Diabetologie und Stoffwechsel 2006; 1 - A69
DOI: 10.1055/s-2006-943794

Explosionsartiger Inzidenzanstieg des Typ-1-Diabetes bei Kindern und Jugendlichen seit der Jahrtausendwende in Deutschland

S Ehehalt 1, A Willasch 2, R Hub 3, MB Ranke 3 A Neu 1, für die DIARY Group Baden-Wuerttemberg
  • 1Universitätsklinikum Tübingen, Klinik für Kinder- und Jugendmedizin, Sektion Pädiatrische Endokrinologie und Abteilung III, Tübingen, Germany
  • 2Johann Wolfgang Goethe Universität, Zentrum für Kinderheilkunde und Jugendmedizin, Frankfurt, Germany
  • 3Universitätsklinikum Tübingen, Klinik für Kinder- und Jugendmedizin, Sektion Pädiatrische Endokrinologie, Tübingen, Germany

Hintergrund: Die Inzidenzrate (IR) des Diabetes mellitus Typ 1 im Kindes- und Jugendalter nimmt anhaltend zu.

Methoden: In Baden-Württemberg (BW) werden seit 1987 fortlaufend Diabetesmanifestationen von Patienten unter 15 Jahren registriert. Die Erhebung schließt alle 31 Kinderkliniken des Landes und eine Diabetesfachklinik ein. Diese Kliniken haben sich zum Verbund der DIARY Group BW (=Diabetes Registry Group BW) zusammengeschlossen (1987–2003: n=4.017. Capture-recapture-Methode, Ascertainment=97,2%).

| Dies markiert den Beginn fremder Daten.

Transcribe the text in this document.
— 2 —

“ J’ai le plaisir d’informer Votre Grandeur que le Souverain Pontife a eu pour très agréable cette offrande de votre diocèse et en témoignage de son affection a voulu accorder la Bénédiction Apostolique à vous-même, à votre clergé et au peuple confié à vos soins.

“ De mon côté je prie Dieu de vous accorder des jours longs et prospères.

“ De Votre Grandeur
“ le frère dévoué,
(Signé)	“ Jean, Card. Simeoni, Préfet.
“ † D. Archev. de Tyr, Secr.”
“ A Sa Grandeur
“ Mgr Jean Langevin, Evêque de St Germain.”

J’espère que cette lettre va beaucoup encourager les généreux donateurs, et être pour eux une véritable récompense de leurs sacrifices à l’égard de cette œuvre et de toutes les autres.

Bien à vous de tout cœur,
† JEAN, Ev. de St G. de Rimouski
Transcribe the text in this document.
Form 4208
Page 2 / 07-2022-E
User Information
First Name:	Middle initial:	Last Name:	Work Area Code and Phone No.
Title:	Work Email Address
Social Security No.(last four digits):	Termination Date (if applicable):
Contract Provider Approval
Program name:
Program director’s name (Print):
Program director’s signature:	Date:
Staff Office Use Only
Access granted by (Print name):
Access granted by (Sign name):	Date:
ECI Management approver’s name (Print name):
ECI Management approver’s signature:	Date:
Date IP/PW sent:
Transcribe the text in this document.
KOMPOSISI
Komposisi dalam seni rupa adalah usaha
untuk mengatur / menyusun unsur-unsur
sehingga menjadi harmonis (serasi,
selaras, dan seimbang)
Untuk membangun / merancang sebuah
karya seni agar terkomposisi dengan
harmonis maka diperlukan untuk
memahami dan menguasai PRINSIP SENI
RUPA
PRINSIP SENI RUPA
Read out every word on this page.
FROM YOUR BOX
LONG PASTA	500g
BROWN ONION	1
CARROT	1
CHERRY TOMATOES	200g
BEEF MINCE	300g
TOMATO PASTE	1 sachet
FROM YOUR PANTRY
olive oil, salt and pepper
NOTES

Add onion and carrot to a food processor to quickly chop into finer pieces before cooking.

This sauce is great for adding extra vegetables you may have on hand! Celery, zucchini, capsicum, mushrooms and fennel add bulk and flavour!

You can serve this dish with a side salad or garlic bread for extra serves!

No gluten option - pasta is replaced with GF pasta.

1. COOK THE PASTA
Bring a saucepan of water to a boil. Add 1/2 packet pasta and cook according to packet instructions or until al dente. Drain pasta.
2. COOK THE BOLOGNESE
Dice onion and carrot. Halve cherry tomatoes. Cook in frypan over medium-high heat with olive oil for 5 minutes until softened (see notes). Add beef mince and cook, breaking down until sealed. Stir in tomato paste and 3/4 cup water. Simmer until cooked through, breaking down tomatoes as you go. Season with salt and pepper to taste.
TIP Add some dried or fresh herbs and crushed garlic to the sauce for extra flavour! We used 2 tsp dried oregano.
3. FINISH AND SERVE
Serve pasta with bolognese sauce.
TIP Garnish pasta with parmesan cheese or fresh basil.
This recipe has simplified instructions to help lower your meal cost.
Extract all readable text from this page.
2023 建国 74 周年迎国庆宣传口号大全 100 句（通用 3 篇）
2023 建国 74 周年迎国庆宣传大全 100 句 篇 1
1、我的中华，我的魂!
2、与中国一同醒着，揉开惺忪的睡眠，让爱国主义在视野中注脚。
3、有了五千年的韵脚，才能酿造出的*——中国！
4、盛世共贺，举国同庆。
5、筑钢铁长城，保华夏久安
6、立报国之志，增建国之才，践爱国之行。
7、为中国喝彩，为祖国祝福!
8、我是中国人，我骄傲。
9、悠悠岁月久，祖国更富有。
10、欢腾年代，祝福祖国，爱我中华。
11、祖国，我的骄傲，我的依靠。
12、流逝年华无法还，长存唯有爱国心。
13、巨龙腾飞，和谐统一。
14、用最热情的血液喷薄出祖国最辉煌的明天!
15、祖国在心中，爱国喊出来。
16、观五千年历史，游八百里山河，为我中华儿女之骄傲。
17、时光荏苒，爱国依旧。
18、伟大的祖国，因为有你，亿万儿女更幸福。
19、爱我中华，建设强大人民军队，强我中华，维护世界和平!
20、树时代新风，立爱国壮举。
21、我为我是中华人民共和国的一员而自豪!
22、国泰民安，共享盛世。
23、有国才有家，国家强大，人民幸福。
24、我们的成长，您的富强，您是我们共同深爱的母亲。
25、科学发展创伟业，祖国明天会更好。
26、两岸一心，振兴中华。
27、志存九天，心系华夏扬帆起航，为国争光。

Ergebnisse: Im gesamten Erfassungszeitraum (1987–2003) betrug die mittlere geschlechts- und altersstandardisierte IR in BW 14,1/100.000/Jahr (95% CI 13,7–14,6). Die aktuelle IR (2000–2003) liegt bei 17,6/100.000/Jahr (95% CI 16,6–18,5). Hochgerechnet auf Deutschland bedeutet dies, dass derzeit jährlich rund 2.000 Kinder und Jugendliche unter 15 Jahren neu erkranken. Für den gesamten Erfassungszeitraum wurde eine Zunahme der Inzidenz von 3,9% (95% CI 3,6–4,3) berechnet. Für die Jahre seit 2000 fällt der durchschnittliche jährliche Anstieg mit 9,0% (95% CI 8,1–9,9) rund doppelt so hoch aus. Jungen und Mädchen erkrankten gleich häufig am Typ-1-Diabetes (IR 1987–2003, p=0,6). Im gesamten Erfassungszeitraum erkrankten 10 bis 14-Jährige am häufigsten, gefolgt von den 5- bis 9- und von den 0- bis 4-Jährigen. Der durchschnittliche jährliche Anstieg war bei den 0- bis 4-Jährigen (6,2%, 95%-CI 5,3–7,1) am ausgeprägtesten, gefolgt von den 5- bis 9- (3,5%; 95%-CI 3,2–3,7) und den 10- bis 14-Jährigen (2,7%; 95%-CI 2,5–2,9). Die Prävalenz betrug am 31.12.2003 in BW 0,11% (95%-CI 0,107–0,117). Hochgerechnet auf Deutschland bedeutet dies, dass rund 13.000–14.000 Kinder und Jugendliche unter 15 Jahren erkrankt waren.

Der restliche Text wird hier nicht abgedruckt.